Nope. You can add or remove clients or servers anytime you like. The
central "Introducer" is responsible for telling clients and servers
about each other, and it acts as a simple publish-subscribe hub, so
everything is very dynamic. Clients re-evaluate the list of available
servers each time they do an upload.

This is great for long-term servers, but can be a bit surprising in the
short-term: if you've just started your client and upload a file before
it has a chance to connect to all of the servers, your file may be
stored on a small subset of the servers, with less reliability than you
wanted. We're still working on a good way to prevent this while still
retaining the dynamic server discovery properties (probably in the form
of a client-side configuration statement that lists all the servers that
you expect to connect to, so it can refuse to do an upload until it's
connected to at least those). A list like that might require a client
restart when you wanted to add to this "required" list, but we could
implement such a feature without a restart requirement too.

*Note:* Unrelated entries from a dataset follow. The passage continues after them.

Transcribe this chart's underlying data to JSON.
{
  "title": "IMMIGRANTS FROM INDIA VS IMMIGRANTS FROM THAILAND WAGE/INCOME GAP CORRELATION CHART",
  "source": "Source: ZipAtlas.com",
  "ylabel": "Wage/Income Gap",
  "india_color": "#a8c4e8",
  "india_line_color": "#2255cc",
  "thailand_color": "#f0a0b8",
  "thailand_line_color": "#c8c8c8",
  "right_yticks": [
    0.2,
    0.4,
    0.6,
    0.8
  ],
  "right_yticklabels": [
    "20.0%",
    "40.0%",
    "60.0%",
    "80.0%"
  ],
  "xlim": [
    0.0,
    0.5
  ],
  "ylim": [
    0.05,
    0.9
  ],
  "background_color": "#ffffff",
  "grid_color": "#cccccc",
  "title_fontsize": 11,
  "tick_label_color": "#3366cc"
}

> Finally, I see I can link files on the cluster (very useful!), does this
> make an actual link or copy the data? Does the target file have to
> reside on the same storage node as the source file? I think I know the
> answer to this but just want to clarify.

It's just a link. From the point of view of the directories, each file
just lives "in the cloud", and is not associated with any particular
storage nodes: each file has a "filecap" string, and directories are
just lists of filecaps.

Each file has shares on a set of storage nodes (a different set for each
file). Directories are just special kinds of files, so directories also
have shares on a set of storage nodes. The storage nodes used for a
directory are unrelated to the ones used for the files therein.

"Copying" an immutable file from one directory to another just creates a
second link to that file. In fact, "uploading a file to a directory"
actually has two steps: first the file is uploaded into the grid and
returns a filecap, second the directory is modified (by adding the new
filecap to its list). So copying from one directory to another just does
the second step (modifies the target directory), and the original file
isn't touched.

Of course, copying a *mutable* file is different, because the copy must
be a new object (changing the copy should not cause the original to
change). In that case, the data itself must be copied. We don't yet
support efficient large mutable files, and Tahoe uses immutable files by
default, so in practice you don't tend to run into this very much.

Hope that helps! Let us know how it goes!

cheers,
 -Brian